Когда Запорожская Сечь при Екатерине Второй была разогнана, часть казаков поселили по берегам реки Рось, около Белой Церкви. Казаки неохотно сели на землю. Буйное их прошлое еще долго докипало в крови. Даже я, родившийся в конце девятнадцатого века, слышал от стариков рассказы о кровавых сечах с поляками, походах «на Туретчину», об уманской резне и чигиринских гетманах.
Наслушавшись этих рассказов, я играл с братьями в запорожские битвы. Играли мы в овраге за усадьбой, где густо рос около плетня чертополох – будяк. Красные его цветы и листья с колючками издавали в жару приторный запах. Облака останавливались в небе над оврагом – ленивые и пышные, настоящие украинские облака. И такова сила детских впечатлений, что с тех пор все битвы с поляками и турками были связаны в моем воображении с диким полем, заросшим чертополохом, с пыльным его дурманом. А самые цветы чертополоха были похожи на сгустки казацкой крови.
С годами запорожская буйность потускнела. Во времена моего детства она сказывалась только в многолетних и разорительных тяжбах с графиней Браницкой из-за каждого клочка земли, в упорном браконьерстве и казачьих песнях – думках. Их пел нам, своим внучатам, дед мой Максим Григорьевич.
Маленький, седой, с бесцветными добрыми глазами, он все лето жил на пасеке за левадой – отсиживался там от гневного характера моей бабки – турчанки.
В давние времена дед был чумаком. Он ходил на волах в Перекоп и Армянск за солью и сушеной рыбой. От него я впервые услышал, что где-то за голубыми и золотыми степями «Катеринославщины» и Херсонщины лежит райская крымская земля.
До того как дед стал чумаком, он служил в николаевской армии, был на турецкой войне, попал в плен и привез из плена, из города Казанлыка во Фракии, жену – красавицу-турчанку. Звали ее Фатьма.
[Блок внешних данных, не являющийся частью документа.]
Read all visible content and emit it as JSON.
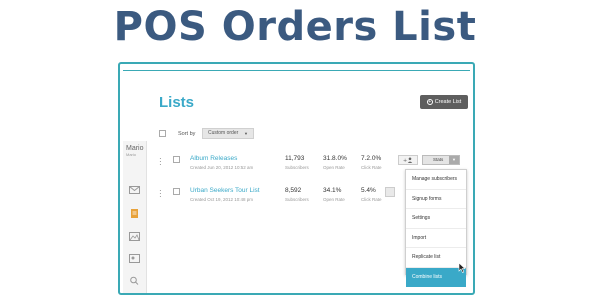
{
  "page_title": "POS Orders List",
  "app": {
    "heading": "Lists",
    "create_button": "Create List",
    "sidebar": {
      "user_name": "Mario",
      "user_sub": "Mario",
      "icons": [
        "envelope-icon",
        "document-icon",
        "image-icon",
        "picture-icon",
        "search-icon",
        "chevron-down-icon"
      ]
    },
    "toolbar": {
      "sort_label": "Sort by",
      "sort_value": "Custom order"
    },
    "lists": [
      {
        "name": "Album Releases",
        "created": "Created Jun 20, 2012 10:52 am",
        "subscribers": "11,793",
        "subscribers_label": "Subscribers",
        "open_rate": "31.8.0%",
        "open_rate_label": "Open Rate",
        "click_rate": "7.2.0%",
        "click_rate_label": "Click Rate",
        "stats_button": "Stats"
      },
      {
        "name": "Urban Seekers Tour List",
        "created": "Created Oct 19, 2012 10:48 pm",
        "subscribers": "8,592",
        "subscribers_label": "Subscribers",
        "open_rate": "34.1%",
        "open_rate_label": "Open Rate",
        "click_rate": "5.4%",
        "click_rate_label": "Click Rate"
      }
    ],
    "dropdown_menu": [
      "Manage subscribers",
      "Signup forms",
      "Settings",
      "Import",
      "Replicate list",
      "Combine lists"
    ],
    "active_menu_item": "Combine lists",
    "accent_color": "#3aa9c8",
    "title_color": "#3b5a80"
  }
}
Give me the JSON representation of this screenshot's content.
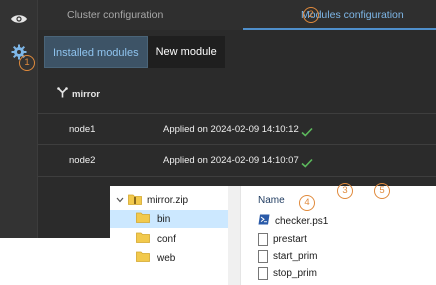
{
  "sidebar": {
    "items": [
      {
        "icon": "eye-icon"
      },
      {
        "icon": "gear-icon"
      }
    ]
  },
  "top_tabs": [
    {
      "label": "Cluster configuration"
    },
    {
      "label": "Modules configuration"
    }
  ],
  "sub_tabs": [
    {
      "label": "Installed modules"
    },
    {
      "label": "New module"
    }
  ],
  "module": {
    "name": "mirror",
    "icon": "fork-icon"
  },
  "nodes": [
    {
      "name": "node1",
      "status": "Applied on 2024-02-09 14:10:12"
    },
    {
      "name": "node2",
      "status": "Applied on 2024-02-09 14:10:07"
    }
  ],
  "actions": [
    {
      "icon": "download-icon"
    },
    {
      "icon": "upload-icon"
    },
    {
      "icon": "history-icon"
    }
  ],
  "badges": [
    "1",
    "2",
    "3",
    "4",
    "5"
  ],
  "explorer": {
    "tree": {
      "zip": "mirror.zip",
      "folders": [
        "bin",
        "conf",
        "web"
      ]
    },
    "column_header": "Name",
    "files": [
      "checker.ps1",
      "prestart",
      "start_prim",
      "stop_prim"
    ]
  },
  "colors": {
    "accent": "#7eb7e8",
    "badge": "#e08a3c",
    "check": "#5cb85c",
    "sidebar": "#333333",
    "panel": "#2b2b2b"
  }
}
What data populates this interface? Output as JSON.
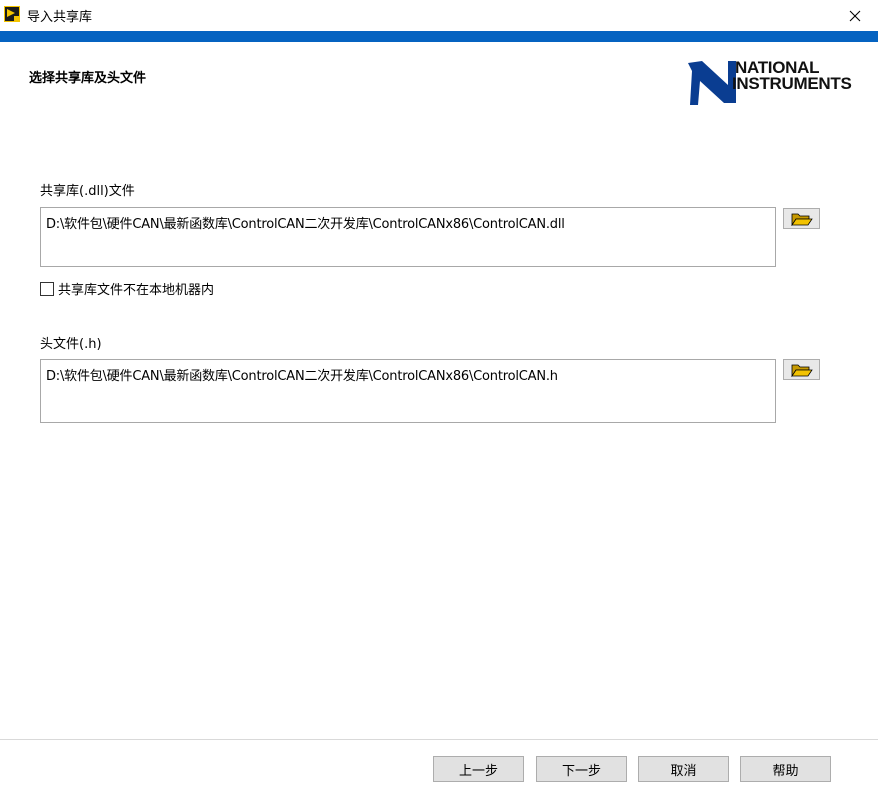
{
  "window": {
    "title": "导入共享库",
    "close_symbol": "✕"
  },
  "page": {
    "heading": "选择共享库及头文件"
  },
  "logo": {
    "line1": "NATIONAL",
    "line2": "INSTRUMENTS",
    "color": "#0a3d91"
  },
  "dll": {
    "label": "共享库(.dll)文件",
    "path": "D:\\软件包\\硬件CAN\\最新函数库\\ControlCAN二次开发库\\ControlCANx86\\ControlCAN.dll"
  },
  "not_local_checkbox": {
    "label": "共享库文件不在本地机器内",
    "checked": false
  },
  "header": {
    "label": "头文件(.h)",
    "path": "D:\\软件包\\硬件CAN\\最新函数库\\ControlCAN二次开发库\\ControlCANx86\\ControlCAN.h"
  },
  "buttons": {
    "back": "上一步",
    "next": "下一步",
    "cancel": "取消",
    "help": "帮助"
  },
  "colors": {
    "accent_bar": "#0563c1",
    "folder_icon": "#f2c200"
  },
  "icons": {
    "browse": "folder-open-icon",
    "app": "labview-icon",
    "close": "close-icon"
  }
}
Выйдя за деда, она приняла христианство и новое имя – Гонората.
Бабушку-турчанку мы боялись не меньше, чем дед, и старались не попадаться ей на глаза.
Дед, сидя около шалаша, среди желтых цветов тыквы, напевал дребезжащим тенорком казачьи думки и чумацкие песни или рассказывал всяческие истории.
Я любил чумацкие песни за их заунывность. Такие песни можно было петь часами под скрип колес, валяясь на возу и глядя в небо. Казацкие же песни всегда вызывали непонятную грусть. Они казались мне то плачем невольников, закованных в турецкие цепи – кайданы, то широким походным напевом под топот лошадиных копыт.
Чего только не пел дед! Чаще всего он пел любимую нашу песню:
Засвистали казаченьки
В поход с полуночи.
Заплакала Марусенька
Свои ясны очи.
А из дедовских рассказов нам больше всего нравилась история лирника Остапа.
Я не знаю, видели ли вы когда-нибудь украинскую лиру. Сейчас, должно быть, ее можно найти только в музее. Но в те времена не только на базарах в маленьких городках, но и на улицах самого Киева часто встречались слепцы-лирники.
Они шли, держась за плечо босоногого маленького поводыря в посконной рубахе. В холщовой торбе у них за спиной были спрятаны хлеб, лук, соль в чистой тряпочке, а на груди висела лира. Она напоминала скрипку, но к ней были приделаны рукоятка и деревянный стержень с колесиком.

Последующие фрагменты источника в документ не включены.